Even my fifteen year old daughter complains often about how Pinterest doesn’t function correctly on her iPod and iPad. She frequently mentions features that have changed or disappeared. So this isn’t necessarily a generational thing or a long-time user not wanting to adapt. Something is clearly wrong at Pinterest.
But perhaps most helpful in deciding what to do with my Pinterest use was this article from Simple Pin Media: Is Pinterest Still Relevant?

Kate Ahl says that we are now in Pinterest 2.0 and that the platform is completely different. If you want a quick overview of what Pinterest was and where it is going, this is the piece to read.
I found her emphasis on Idea Pins interesting because one of the main complaints I hear when I ask people about how they like the new Pinterest is that they hate two things – idea pins and video pins that overrun their feed.
Pinterest has to appeal to advertisers. And to appeal to them means keeping people on the platform longer. The longer a user remains on the platform, the more advertising dollars Pinterest earns. They have to pay their bills just like you do.
That means idea pins don’t link directly to a webpage but they can be saved to a board for later. Bonus – they don’t expire after 24 hours. They live on the boards they are pinned to and they are seen in the home feed and search.
Pinterest is prioritizing this feature now, which means we should prioritize as well in our Pinterest marketing.

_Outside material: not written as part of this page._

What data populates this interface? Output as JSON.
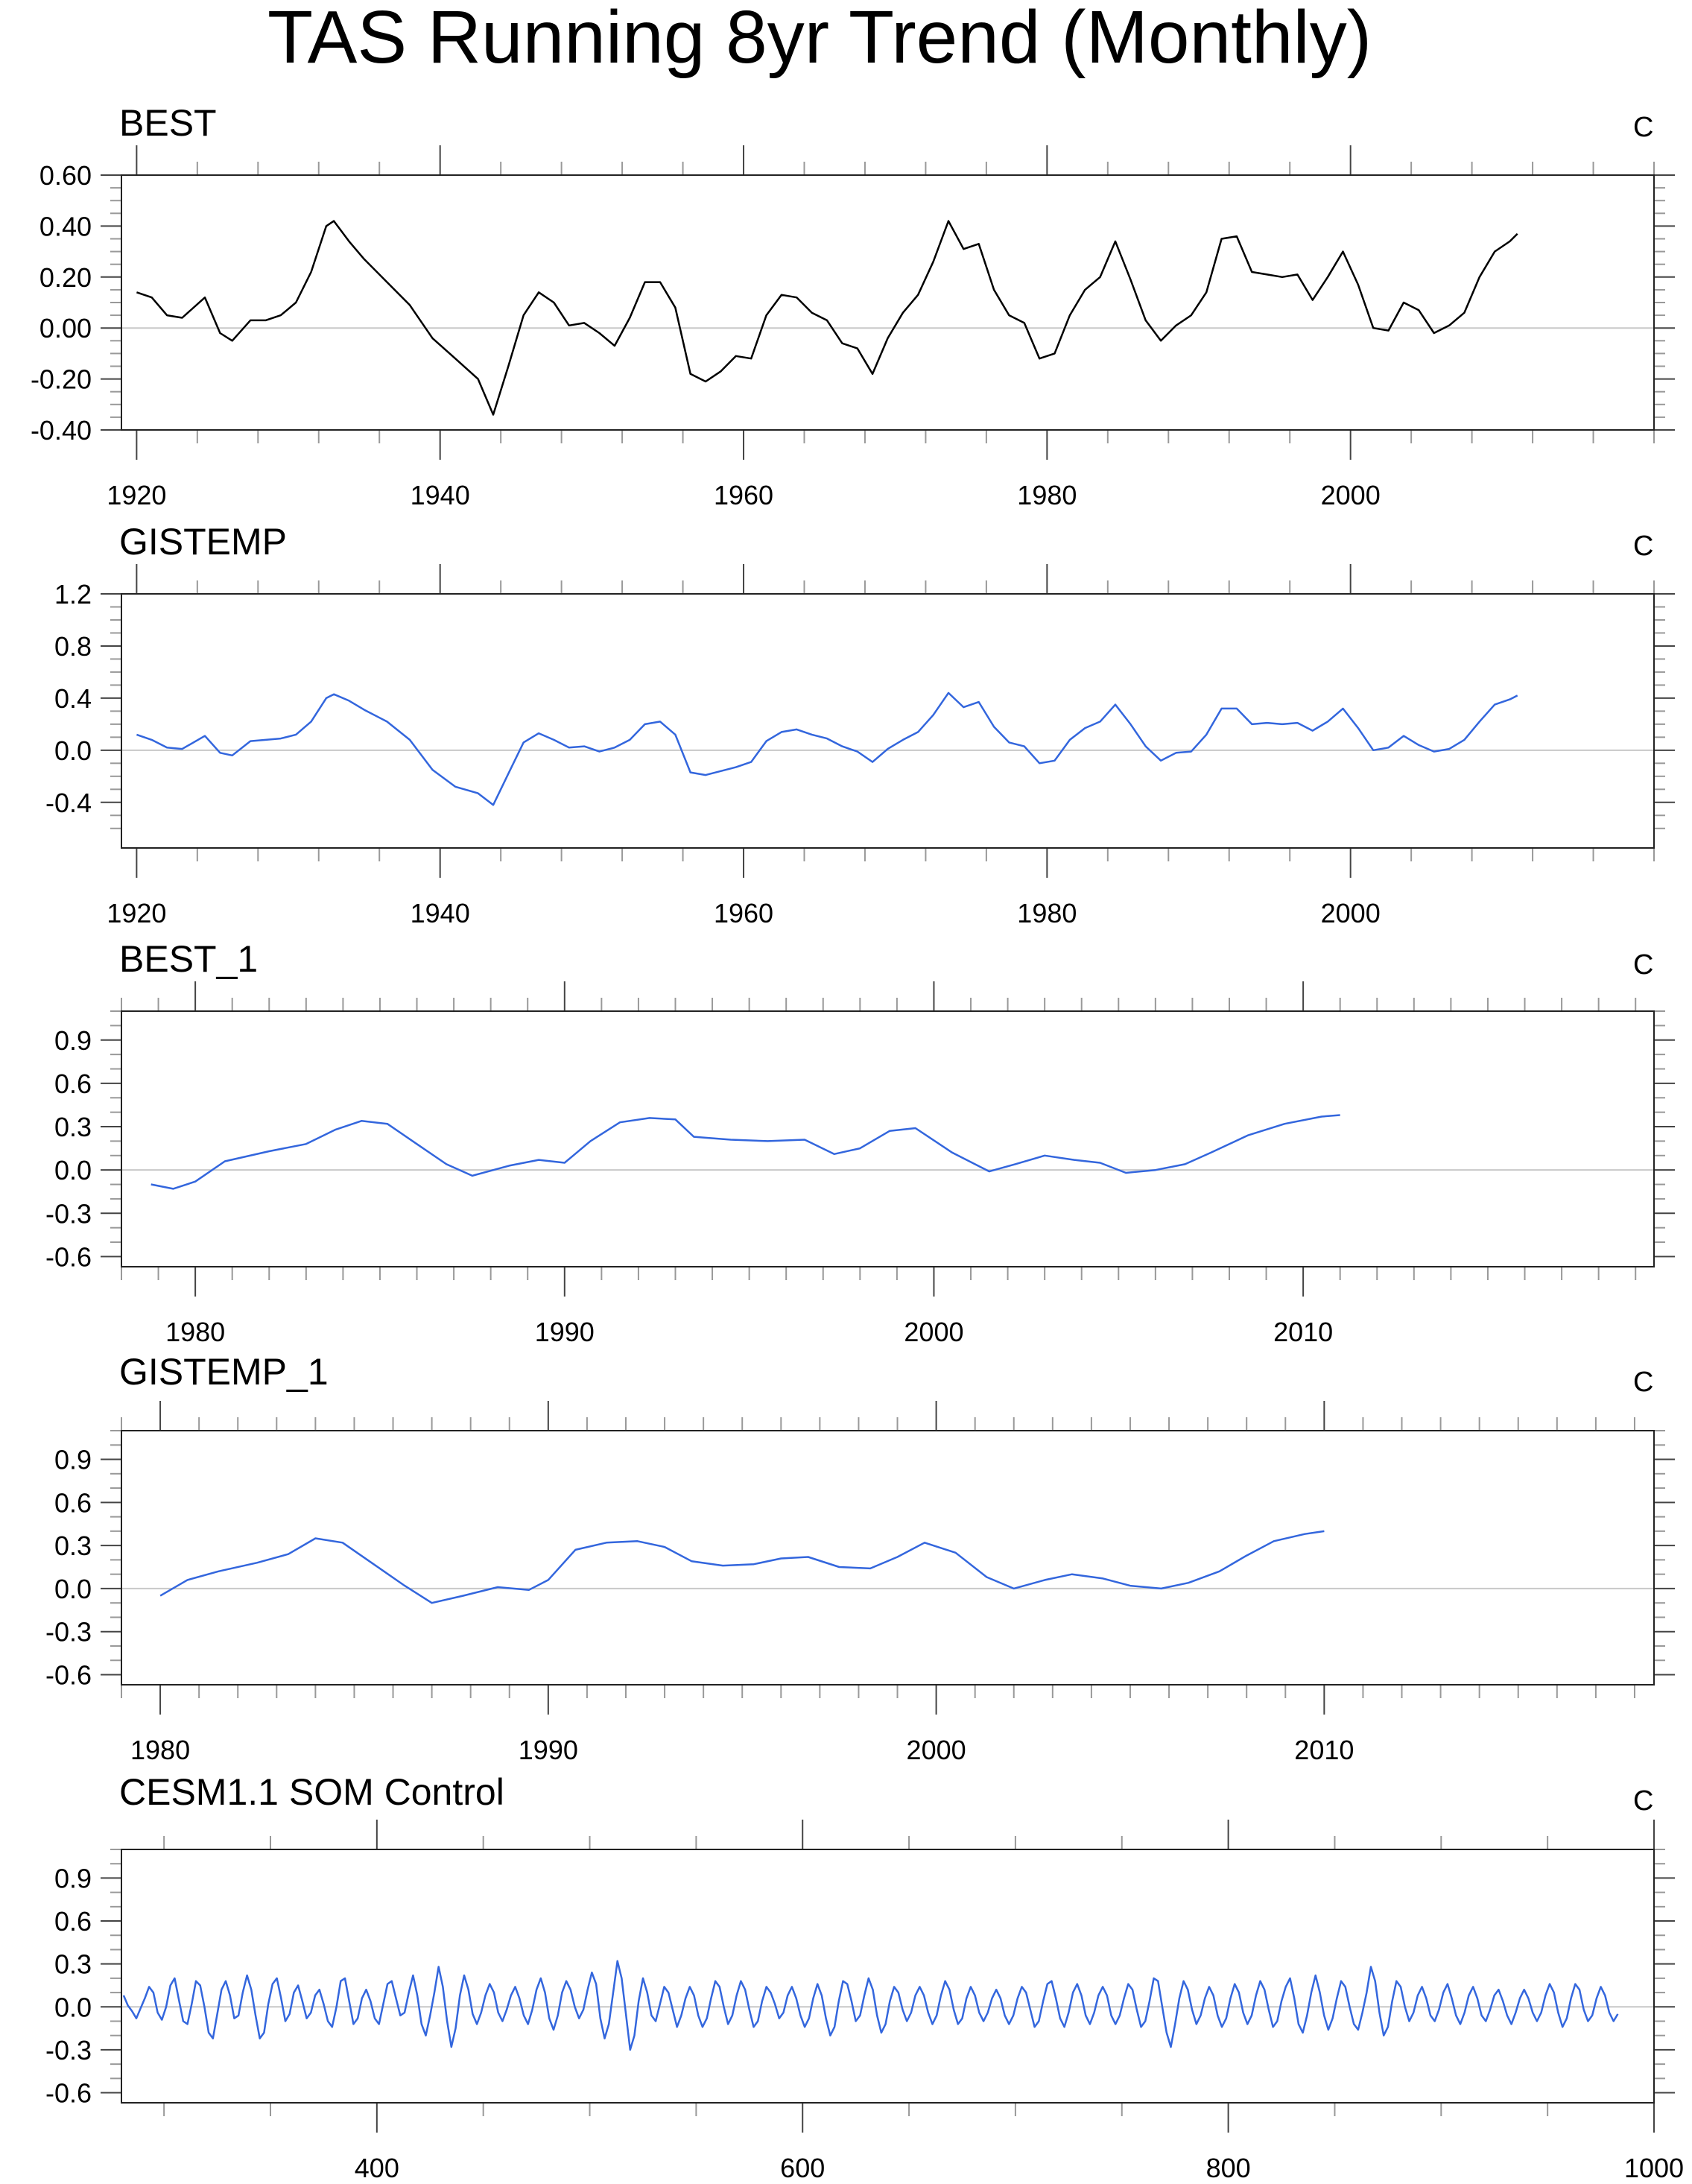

Yes, Pinterest has to make money and I’m all for people making as much money as they can legally. But forcing people to use a feed they hate, full of irrelevant pins (another common complaint) and videos that constantly load when they aren’t wanted isn’t a winning strategy.
(I honestly question if qualified people are making decisions at Pinterest or if it is reaping the results of hiring for qualifications other than strong business skills. Given that another common complaint is the total lack of customer service, I’m inclined to believe the latter.)
Unfortunately, I don’t find Kate’s take on Pinterest 2.0 very compelling. I realize that Pinterest is what her own business is built around and she must pivot herself. But reading what she writes sounds like making the best of a bad situation and not a trumpet call for something really fantastic.
Pinterest is a publicly traded company. They can do whatever they want and I support their freedom to remake their company into whatever they decide. However, I am personally not optimistic about the platform at all. I see no compelling reason to use it. Pinterest took away what made it great (the simplicity of collecting visual ideas) and is attempting to mash it into some new kind of marketplace platform that takes a bit of this and a little of that from all the other platforms they aren’t in order to somehow compete.
At one time I could spend an entire evening on Pinterest, lost in the world of beautiful images and interesting people who had curated interesting boards. As a business owner, it consistently drove people to my website. I created my Pinterest images whenever I wrote a new post or created a new product. When Pinterest changed things, I dutifully went along with it since I believed in the power of the platform.
I’ve pivoted for Pinterest many times. Pinterest changed their image sizes? I dutifully redid all my images to meet their new specifications (more than once for probably thousands of posts and products). Pinterest emphasized group boards? I created and joined group boards. Pinterest wanted multiple pin designs for the same post? Well, I didn’t do that because at that point I was starting to realize something wasn’t working. Idea pins? No way. That’s not what I want out of Pinterest and I don’t think I’m alone in this.
Pinterest has become Pinterest 2.0.
I’m not pivoting again.
The question is how many people will buy into Pinterest 2.0 and if it survives the Fourth Turning. Many businesses will not. Will Pinterest? Time will tell.